Monday, December 11, 2017

Tears of Happiness (1974)



          In the ’70s, Armenian-American filmmaker Sarky Maroudian made three melodramas starring singer/actor Manuel Manankichian—and while the following remarks pertain to Tears of Happiness, which appears to be the first and most widely seen of their collaborations, one imagines that Promise of Love (1974) and Sons of Sassoun (1975), neither of which were available for review, are roughly equivalent. Tears of Happiness, which is mostly in Armenian but has a few scenes in English, is a somewhat primitive piece of work, competent but marred by iffy performances and a weak storyline. Yet bitching about anemic plotting probably misses the point, because it’s not as if anyone ever bought tickets for an Elvis picture expecting profound insights into the human condition. Like myriad other musicals designed to showcase singers, Tears of Happiness is a one-dimensional showbiz saga that follows a predictable path to a crowd-pleasing payoff, with many tuneful detours along the way.
          When the picture starts, Raffi (Manankichian) is a boorish, willful singer-songwriter who treats his young wife, Silvia (Sosi Kodjian), terribly, even striking her one night when she fails to keep their infant child quiet while he’s trying to compose a song. Silva leaves Raffi, prompting him to do some soul-searching. What happens thereafter is strictly formulaic: Without Silva’s love to ground him, Raffi finds fame but loses his integrity until realizing he’s been a fool and winning Silva back.

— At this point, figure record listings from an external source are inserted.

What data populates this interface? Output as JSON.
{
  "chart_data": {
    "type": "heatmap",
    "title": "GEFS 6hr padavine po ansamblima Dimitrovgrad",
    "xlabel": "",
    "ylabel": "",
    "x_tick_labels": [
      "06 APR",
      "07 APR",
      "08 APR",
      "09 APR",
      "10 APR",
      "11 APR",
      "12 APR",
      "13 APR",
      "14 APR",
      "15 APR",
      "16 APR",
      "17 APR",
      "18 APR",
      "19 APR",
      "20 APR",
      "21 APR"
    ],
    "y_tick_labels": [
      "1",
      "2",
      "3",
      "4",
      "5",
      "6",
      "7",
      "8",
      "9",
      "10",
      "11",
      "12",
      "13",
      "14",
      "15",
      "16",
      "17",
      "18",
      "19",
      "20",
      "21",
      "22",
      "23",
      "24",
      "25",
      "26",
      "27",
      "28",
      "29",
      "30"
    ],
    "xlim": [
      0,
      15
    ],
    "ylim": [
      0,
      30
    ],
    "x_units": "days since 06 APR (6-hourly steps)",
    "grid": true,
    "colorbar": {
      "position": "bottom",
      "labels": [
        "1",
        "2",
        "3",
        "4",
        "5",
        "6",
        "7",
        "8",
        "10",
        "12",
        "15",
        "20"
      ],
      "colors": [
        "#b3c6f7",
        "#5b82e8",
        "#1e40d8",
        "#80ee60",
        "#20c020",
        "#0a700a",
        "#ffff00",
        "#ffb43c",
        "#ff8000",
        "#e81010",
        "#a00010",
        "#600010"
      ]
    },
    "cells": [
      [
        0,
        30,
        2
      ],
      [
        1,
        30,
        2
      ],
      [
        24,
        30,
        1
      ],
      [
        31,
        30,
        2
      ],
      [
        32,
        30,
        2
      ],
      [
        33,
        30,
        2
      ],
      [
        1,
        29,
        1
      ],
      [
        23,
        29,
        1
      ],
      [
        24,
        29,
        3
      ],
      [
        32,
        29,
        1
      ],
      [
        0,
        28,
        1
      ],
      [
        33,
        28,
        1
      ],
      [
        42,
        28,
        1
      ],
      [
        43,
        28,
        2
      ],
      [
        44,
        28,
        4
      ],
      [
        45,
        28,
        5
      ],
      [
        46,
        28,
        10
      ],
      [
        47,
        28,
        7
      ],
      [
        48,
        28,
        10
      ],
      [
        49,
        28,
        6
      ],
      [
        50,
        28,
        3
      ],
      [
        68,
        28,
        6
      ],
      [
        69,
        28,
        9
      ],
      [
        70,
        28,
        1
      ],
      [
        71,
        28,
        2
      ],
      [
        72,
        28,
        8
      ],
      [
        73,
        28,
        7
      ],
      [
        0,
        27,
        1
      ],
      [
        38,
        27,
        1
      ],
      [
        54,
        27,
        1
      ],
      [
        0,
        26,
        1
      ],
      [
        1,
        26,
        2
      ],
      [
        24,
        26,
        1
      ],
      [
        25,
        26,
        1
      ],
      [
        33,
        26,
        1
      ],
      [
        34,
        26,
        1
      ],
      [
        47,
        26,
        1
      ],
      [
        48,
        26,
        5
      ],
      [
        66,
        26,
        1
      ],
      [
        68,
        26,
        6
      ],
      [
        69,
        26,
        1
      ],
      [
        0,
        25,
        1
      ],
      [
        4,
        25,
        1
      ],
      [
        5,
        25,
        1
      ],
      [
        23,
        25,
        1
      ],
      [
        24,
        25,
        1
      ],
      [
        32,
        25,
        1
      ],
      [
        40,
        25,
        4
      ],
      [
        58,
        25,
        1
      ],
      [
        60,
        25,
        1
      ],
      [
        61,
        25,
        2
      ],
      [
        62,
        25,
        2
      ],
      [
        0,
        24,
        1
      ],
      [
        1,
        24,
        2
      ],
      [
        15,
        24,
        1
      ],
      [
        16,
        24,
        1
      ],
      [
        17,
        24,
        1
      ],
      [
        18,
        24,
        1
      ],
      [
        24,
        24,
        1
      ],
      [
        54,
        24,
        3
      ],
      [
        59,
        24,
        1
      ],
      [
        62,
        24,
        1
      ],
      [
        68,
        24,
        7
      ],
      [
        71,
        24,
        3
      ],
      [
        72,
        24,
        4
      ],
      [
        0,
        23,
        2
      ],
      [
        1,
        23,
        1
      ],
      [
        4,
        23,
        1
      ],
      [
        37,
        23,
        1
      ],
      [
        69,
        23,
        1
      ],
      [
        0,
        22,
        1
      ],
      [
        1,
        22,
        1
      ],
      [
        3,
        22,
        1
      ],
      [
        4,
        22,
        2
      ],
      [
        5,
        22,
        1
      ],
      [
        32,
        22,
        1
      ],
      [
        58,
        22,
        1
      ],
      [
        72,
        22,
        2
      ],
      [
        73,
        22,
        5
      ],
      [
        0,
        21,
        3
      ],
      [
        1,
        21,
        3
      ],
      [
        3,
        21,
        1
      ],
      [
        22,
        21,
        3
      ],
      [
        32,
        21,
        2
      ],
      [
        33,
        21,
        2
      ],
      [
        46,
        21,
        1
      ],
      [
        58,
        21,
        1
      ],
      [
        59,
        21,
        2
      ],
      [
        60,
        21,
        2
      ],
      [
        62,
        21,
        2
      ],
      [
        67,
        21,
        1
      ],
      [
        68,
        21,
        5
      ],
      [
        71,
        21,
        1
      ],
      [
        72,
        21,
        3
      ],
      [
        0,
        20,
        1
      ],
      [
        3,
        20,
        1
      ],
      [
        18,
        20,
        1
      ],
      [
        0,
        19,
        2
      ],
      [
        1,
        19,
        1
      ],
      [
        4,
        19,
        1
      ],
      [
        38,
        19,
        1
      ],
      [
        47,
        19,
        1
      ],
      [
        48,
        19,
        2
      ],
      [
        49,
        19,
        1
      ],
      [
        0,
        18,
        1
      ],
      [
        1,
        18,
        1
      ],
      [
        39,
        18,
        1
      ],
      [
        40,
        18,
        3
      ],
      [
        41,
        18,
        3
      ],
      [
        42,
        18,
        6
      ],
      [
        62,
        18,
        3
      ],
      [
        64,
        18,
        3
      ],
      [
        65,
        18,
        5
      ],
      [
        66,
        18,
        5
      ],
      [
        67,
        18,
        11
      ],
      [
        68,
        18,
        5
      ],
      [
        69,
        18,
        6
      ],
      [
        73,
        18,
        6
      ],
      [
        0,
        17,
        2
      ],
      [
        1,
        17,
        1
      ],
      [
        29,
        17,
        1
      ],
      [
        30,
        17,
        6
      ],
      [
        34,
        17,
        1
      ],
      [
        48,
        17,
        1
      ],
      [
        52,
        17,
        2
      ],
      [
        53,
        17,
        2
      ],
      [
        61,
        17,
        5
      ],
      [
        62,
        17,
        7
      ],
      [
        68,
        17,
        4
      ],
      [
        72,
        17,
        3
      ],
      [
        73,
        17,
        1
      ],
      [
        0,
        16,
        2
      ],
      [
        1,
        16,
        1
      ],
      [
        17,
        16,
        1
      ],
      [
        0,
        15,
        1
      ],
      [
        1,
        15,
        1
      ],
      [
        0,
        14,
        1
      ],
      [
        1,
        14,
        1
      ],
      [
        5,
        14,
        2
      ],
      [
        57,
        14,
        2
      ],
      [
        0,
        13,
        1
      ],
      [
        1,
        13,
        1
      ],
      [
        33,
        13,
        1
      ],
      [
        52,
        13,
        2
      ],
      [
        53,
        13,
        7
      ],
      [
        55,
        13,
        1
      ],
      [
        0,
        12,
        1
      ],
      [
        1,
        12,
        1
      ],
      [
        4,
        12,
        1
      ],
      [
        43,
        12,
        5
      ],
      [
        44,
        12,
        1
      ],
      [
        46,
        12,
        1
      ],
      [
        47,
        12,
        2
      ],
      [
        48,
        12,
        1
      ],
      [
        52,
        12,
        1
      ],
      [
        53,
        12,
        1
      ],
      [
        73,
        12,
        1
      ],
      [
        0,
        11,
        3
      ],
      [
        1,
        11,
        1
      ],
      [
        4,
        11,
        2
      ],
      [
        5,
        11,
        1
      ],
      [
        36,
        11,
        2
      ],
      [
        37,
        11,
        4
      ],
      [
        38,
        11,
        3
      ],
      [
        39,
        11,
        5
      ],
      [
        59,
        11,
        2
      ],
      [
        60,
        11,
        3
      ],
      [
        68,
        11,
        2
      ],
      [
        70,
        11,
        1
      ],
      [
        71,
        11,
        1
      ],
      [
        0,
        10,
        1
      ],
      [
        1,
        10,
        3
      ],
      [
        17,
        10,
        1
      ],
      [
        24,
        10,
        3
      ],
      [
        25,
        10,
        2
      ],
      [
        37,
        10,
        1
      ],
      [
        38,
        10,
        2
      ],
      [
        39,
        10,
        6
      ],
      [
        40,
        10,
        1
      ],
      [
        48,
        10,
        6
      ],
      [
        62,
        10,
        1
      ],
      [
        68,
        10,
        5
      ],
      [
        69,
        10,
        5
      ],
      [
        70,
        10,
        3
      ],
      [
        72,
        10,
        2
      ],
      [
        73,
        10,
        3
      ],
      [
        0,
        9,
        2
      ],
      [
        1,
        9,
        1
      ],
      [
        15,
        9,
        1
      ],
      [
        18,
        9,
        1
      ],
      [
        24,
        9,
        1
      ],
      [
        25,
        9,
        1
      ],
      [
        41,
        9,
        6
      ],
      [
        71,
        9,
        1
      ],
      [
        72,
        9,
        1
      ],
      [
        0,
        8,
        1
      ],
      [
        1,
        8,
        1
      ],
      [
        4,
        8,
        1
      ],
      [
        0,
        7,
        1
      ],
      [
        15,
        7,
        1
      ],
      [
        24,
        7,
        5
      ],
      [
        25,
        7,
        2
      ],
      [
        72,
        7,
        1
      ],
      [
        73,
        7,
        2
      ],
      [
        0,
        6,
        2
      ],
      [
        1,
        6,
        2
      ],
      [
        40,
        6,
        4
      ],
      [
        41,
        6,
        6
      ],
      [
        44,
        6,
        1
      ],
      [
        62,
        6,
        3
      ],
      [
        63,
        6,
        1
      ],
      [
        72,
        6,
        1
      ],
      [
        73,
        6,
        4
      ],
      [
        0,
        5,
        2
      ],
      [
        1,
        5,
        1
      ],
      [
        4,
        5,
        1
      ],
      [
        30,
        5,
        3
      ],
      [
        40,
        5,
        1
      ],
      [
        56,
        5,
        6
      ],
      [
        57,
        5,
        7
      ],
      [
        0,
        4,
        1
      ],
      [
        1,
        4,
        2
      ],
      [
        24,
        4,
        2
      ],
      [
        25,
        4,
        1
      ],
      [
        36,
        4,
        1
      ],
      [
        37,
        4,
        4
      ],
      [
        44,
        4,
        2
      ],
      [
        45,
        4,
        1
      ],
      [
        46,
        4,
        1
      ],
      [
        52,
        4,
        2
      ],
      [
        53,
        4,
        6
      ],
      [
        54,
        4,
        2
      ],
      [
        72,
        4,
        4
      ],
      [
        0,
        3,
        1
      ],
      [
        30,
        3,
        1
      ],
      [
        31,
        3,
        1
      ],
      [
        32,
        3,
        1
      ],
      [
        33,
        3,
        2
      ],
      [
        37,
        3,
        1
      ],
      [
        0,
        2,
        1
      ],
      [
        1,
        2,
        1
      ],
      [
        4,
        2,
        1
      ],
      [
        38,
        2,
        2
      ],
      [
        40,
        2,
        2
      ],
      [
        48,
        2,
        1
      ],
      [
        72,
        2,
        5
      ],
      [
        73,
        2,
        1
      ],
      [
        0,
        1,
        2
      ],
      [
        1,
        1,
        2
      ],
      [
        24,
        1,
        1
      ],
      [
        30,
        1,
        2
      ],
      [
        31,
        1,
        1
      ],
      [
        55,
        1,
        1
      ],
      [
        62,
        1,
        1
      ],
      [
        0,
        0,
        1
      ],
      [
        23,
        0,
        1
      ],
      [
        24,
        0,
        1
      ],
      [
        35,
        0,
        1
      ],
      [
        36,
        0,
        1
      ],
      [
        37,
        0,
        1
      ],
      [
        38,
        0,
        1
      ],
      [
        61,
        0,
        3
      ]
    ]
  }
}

          An unkind review would note that Tears of Happiness often lapses into self-parody. Director Maroudian’s idea of a deep scene is to have someone cry or mope near water—a fountain, an ocean, a river—in vignettes that usually comprise only two shots, one of the actor and one of the water. This device feels particularly enervated during musical passages that drag on for several minutes. The acting is as crude and obvious as the filmmaking, so the big reunion scene (not-really-a-spoiler alert!) consists of Raffi wandering through woods and shouting Silva’s name until they somehow find each other in the wilderness. Still, Maroudian and his collaborators showed enterprise by creating specialty content for an underserved demographic, and some fans undoubtedly savor this document of Manankichian in his prime.